I’d known Anime and Lilli, her life partner, if you can have one of those when you’re in your mid-teens, for a while now. They worked with an adult hacker named Monty Carlo at a high-profit, low-risk cyber dodge that skimmed loose money off the funds states set up to hold the proceeds from abandoned safe deposit boxes and bank accounts. Their office was an intensely wired double-garage size storage space in a facility much like this one, which I think the three of them owned. Monty was a career criminal, but Anime and Lilli were funding minutely planned and very expensive higher educations up to, and including, doctoral degrees in computer science. They planned to change their last names when they turned eighteen so they would be called one after the other to receive their diplomas and could go up holding hands.
“We’re not going to school these days,” she said. “We’re protesting.” She wrung the word out as though it were saturated with vinegar.
“What?”
“Food,” she said. “And it’s really Lilli, and I don’t want to talk about it. Why did you call?”
“Well, you know, I was thinking about both of—”
“You already tried that.”
“Okay,” I said, and I told her why I’d called.
“Give me an hour,” she said. “I’ll get the stuff.
In fact, we’ve already got it. Bring cash to pay me back. Do you think you can put it together yourself?”
I said, “Um.”
“Right. I’ll do it.”
“I’m not sure it’s safe for you.”
“Make it safe,” she said. “Isn’t that one of the things you do, protect people? So protect me.”
“Got it,” I said. “You sure you know how to put it together?”
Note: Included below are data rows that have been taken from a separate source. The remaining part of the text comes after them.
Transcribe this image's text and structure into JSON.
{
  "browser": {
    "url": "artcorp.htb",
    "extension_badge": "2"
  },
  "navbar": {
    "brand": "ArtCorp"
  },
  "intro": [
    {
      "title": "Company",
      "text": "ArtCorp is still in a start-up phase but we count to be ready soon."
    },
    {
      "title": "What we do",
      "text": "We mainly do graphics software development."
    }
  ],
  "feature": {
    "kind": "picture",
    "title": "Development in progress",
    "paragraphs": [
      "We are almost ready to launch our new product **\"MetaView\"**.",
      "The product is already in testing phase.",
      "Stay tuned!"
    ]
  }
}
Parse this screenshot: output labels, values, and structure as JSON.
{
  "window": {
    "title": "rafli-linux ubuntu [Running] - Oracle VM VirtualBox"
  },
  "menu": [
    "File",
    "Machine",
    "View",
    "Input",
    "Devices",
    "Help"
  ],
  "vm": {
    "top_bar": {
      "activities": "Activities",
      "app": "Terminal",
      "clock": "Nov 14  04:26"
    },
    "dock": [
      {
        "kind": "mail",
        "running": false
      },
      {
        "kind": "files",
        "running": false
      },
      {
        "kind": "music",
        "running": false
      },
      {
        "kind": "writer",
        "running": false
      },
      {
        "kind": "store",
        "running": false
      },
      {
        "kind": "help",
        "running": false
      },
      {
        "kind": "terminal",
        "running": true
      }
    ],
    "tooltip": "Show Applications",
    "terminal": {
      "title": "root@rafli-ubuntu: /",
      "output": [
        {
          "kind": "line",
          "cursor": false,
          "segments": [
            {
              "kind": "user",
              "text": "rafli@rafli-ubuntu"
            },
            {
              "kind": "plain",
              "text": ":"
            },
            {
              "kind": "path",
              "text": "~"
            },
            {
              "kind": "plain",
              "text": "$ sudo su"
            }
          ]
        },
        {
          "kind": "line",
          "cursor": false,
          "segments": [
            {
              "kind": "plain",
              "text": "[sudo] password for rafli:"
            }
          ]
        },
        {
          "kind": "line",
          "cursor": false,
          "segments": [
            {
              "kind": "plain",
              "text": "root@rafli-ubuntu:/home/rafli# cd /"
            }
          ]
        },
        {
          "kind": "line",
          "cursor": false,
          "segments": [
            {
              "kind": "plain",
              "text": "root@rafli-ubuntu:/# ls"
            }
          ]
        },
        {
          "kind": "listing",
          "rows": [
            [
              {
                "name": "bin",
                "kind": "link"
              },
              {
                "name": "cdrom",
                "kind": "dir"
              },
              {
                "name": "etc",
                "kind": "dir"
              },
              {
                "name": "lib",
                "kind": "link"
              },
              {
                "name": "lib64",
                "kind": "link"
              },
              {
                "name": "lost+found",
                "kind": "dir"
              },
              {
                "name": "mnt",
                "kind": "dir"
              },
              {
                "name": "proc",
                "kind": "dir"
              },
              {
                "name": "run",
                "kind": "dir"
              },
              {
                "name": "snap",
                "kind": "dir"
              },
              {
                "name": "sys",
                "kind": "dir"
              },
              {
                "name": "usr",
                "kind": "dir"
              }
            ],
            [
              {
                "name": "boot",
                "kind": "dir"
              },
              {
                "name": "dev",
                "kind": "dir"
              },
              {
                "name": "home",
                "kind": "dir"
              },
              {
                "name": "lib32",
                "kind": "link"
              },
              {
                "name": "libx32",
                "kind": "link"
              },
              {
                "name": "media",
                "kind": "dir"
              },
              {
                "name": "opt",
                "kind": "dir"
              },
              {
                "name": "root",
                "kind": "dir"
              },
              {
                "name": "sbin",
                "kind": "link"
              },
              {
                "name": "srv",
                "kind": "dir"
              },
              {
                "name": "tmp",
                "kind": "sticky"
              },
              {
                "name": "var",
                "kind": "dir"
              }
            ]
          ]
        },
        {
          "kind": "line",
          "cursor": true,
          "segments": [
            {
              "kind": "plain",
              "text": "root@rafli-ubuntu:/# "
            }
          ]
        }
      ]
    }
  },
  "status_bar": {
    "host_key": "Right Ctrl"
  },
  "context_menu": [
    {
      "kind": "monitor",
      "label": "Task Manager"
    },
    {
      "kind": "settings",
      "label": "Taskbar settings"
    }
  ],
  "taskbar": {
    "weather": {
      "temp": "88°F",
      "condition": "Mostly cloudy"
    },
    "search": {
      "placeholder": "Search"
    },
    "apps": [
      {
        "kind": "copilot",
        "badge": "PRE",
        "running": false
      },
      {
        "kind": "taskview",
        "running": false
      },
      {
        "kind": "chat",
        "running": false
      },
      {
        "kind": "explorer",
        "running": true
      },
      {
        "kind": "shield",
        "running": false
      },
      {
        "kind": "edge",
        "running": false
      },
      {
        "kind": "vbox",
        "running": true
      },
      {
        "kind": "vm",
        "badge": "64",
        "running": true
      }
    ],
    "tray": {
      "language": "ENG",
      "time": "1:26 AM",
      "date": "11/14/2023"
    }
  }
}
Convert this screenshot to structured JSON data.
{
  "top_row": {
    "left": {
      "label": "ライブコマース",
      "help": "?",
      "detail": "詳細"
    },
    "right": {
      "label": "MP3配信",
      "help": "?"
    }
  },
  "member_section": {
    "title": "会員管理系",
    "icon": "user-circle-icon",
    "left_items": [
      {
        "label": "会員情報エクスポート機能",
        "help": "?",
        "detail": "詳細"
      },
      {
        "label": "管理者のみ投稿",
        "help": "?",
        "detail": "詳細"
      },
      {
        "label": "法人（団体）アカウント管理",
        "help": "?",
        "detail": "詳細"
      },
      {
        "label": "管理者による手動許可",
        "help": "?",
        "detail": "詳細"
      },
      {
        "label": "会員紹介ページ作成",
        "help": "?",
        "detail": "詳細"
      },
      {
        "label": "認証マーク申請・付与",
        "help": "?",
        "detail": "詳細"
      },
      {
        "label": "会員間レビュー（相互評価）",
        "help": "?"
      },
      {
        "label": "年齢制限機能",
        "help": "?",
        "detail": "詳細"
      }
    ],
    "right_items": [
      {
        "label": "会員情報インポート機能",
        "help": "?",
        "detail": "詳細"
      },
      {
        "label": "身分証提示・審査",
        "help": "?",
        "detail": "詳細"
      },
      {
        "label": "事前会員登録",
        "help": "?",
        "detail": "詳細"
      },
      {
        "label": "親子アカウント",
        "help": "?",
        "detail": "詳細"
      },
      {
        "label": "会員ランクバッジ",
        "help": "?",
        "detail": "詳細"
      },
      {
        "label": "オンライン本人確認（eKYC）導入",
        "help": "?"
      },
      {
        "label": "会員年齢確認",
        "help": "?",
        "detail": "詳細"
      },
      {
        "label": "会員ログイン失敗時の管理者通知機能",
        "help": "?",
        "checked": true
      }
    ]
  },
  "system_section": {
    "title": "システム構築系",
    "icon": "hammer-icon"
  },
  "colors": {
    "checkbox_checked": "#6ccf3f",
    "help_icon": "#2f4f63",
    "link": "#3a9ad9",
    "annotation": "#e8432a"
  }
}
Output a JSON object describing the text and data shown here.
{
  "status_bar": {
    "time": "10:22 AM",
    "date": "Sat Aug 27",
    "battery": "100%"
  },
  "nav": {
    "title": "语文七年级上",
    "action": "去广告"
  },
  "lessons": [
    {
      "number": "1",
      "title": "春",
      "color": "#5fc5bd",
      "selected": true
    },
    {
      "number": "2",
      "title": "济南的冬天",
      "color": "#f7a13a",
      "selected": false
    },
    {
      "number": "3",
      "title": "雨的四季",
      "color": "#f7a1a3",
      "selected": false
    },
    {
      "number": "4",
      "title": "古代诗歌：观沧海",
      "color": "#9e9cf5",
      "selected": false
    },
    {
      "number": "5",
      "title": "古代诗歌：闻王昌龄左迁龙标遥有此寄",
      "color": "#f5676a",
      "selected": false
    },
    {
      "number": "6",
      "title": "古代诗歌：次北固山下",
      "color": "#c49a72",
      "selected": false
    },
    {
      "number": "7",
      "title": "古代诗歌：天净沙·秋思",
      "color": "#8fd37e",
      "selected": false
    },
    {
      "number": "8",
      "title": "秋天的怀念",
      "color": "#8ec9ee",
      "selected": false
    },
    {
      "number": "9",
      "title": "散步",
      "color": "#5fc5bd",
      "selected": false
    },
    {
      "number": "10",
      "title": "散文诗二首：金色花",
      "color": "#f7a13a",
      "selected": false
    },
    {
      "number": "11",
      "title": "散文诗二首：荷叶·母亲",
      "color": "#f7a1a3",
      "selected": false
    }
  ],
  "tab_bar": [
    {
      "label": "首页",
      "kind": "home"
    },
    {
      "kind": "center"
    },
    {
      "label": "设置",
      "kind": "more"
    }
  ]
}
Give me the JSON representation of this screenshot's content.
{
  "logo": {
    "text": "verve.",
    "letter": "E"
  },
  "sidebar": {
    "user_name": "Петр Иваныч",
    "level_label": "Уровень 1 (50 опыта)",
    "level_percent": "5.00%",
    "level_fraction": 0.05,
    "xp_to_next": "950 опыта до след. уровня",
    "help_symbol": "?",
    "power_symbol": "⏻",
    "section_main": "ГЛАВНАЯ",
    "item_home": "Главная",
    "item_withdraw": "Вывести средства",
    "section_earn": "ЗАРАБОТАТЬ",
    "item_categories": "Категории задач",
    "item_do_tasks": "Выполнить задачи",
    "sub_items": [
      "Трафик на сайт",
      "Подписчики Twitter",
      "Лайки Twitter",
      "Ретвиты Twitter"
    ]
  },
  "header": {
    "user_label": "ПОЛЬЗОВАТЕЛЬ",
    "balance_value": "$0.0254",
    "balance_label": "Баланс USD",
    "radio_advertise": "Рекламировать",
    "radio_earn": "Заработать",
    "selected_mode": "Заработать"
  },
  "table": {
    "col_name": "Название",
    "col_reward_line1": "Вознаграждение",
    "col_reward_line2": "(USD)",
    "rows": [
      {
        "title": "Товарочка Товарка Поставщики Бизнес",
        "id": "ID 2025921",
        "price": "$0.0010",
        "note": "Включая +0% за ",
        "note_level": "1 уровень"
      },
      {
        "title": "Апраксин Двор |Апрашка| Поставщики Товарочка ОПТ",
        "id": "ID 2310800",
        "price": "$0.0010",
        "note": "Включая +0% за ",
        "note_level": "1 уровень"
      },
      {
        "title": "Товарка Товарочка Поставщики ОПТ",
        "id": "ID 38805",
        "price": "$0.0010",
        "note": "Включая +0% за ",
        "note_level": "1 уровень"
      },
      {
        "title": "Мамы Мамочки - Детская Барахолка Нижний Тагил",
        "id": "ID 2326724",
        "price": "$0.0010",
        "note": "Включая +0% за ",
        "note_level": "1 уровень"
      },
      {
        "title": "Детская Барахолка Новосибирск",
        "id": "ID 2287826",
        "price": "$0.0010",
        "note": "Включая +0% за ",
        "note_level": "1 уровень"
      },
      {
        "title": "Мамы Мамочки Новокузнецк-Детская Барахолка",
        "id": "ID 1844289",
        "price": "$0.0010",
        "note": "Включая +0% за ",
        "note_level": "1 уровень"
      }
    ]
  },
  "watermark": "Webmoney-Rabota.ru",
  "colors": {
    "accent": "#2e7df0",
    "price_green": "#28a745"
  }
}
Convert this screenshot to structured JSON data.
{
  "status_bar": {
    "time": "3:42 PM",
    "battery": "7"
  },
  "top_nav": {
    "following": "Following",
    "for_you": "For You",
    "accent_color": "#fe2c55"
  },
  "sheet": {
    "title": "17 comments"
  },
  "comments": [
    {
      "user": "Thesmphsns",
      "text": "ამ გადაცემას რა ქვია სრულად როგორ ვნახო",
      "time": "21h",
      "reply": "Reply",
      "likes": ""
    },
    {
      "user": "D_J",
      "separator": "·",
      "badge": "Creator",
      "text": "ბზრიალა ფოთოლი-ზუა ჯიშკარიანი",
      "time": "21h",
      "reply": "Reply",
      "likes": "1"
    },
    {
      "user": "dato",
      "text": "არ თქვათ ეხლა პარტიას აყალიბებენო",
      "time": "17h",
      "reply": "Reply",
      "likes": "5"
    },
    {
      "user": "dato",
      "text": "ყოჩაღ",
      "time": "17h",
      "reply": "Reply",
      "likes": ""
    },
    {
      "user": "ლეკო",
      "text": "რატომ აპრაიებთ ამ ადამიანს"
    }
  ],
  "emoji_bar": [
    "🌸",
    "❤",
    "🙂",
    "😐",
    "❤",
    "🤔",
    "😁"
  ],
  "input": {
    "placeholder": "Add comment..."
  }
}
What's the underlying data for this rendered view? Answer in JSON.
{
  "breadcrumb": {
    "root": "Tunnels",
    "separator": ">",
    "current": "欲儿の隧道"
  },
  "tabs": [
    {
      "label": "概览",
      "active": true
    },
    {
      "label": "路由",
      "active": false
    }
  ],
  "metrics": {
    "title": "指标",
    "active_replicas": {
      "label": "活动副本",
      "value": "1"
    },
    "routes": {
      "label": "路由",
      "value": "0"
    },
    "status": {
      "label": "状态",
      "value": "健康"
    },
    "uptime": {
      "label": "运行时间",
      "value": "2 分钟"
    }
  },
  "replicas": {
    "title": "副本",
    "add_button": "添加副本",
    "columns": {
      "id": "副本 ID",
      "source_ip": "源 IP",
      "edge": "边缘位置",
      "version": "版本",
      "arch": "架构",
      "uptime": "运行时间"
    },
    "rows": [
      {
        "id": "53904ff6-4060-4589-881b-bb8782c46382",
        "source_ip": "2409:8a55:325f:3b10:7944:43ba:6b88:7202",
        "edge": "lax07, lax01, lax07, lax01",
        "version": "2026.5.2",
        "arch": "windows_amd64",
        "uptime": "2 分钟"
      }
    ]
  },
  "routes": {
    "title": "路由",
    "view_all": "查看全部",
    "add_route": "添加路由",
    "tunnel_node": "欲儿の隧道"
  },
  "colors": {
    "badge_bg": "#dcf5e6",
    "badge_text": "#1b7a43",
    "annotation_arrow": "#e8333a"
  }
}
“I was the one who set it up here. We’ve even got backup equipment. I just need to pick out the right ones from the backup stuff and test it all. And later I’ll need to buy new ones, which is why I need your money.”
“Okay. At the, uh, office, right?”
“Sure. My parents still think I’m at school.”
I said, “I keep forgetting you’ve got parents.”
I needed the hour anyway, because I had to contact someone else, see whether she had an opening in her schedule, and then, if she did, swing by to pick her up.
When I called, Ting Ting answered the phone, eager as always to learn which friend was on the other end of the line. For someone who had once beaten me up so decisively it made a doctor inhale sharply when he saw me—not a reassuring reaction—Ting Ting was as blithe as a daffodil. He regarded the entire world with goodwill and trust; he was the kind of guy who once, in my company, chased down a kid who had dropped a quarter on the sidewalk. He’d only beaten me up because I’d pissed Stinky off, and Stinky called Ting Ting—then the houseboy of the month—to usher me out. I had resisted being ushered. It’s especially demoralizing to be beaten to a pulp by someone who keeps apologizing in between kicks to your head.
“Hey, Ting Ting,” I said. “How are you?”
“I play marimba,” he said. “Drive Eaglet crazy.”
“Good. It’ll help her keep her edge. I worry about her, getting all soft and happy. Why marimba?”
“We make a band,” he said. “Three pinoy and me. Playing at Pilipino nightclub.”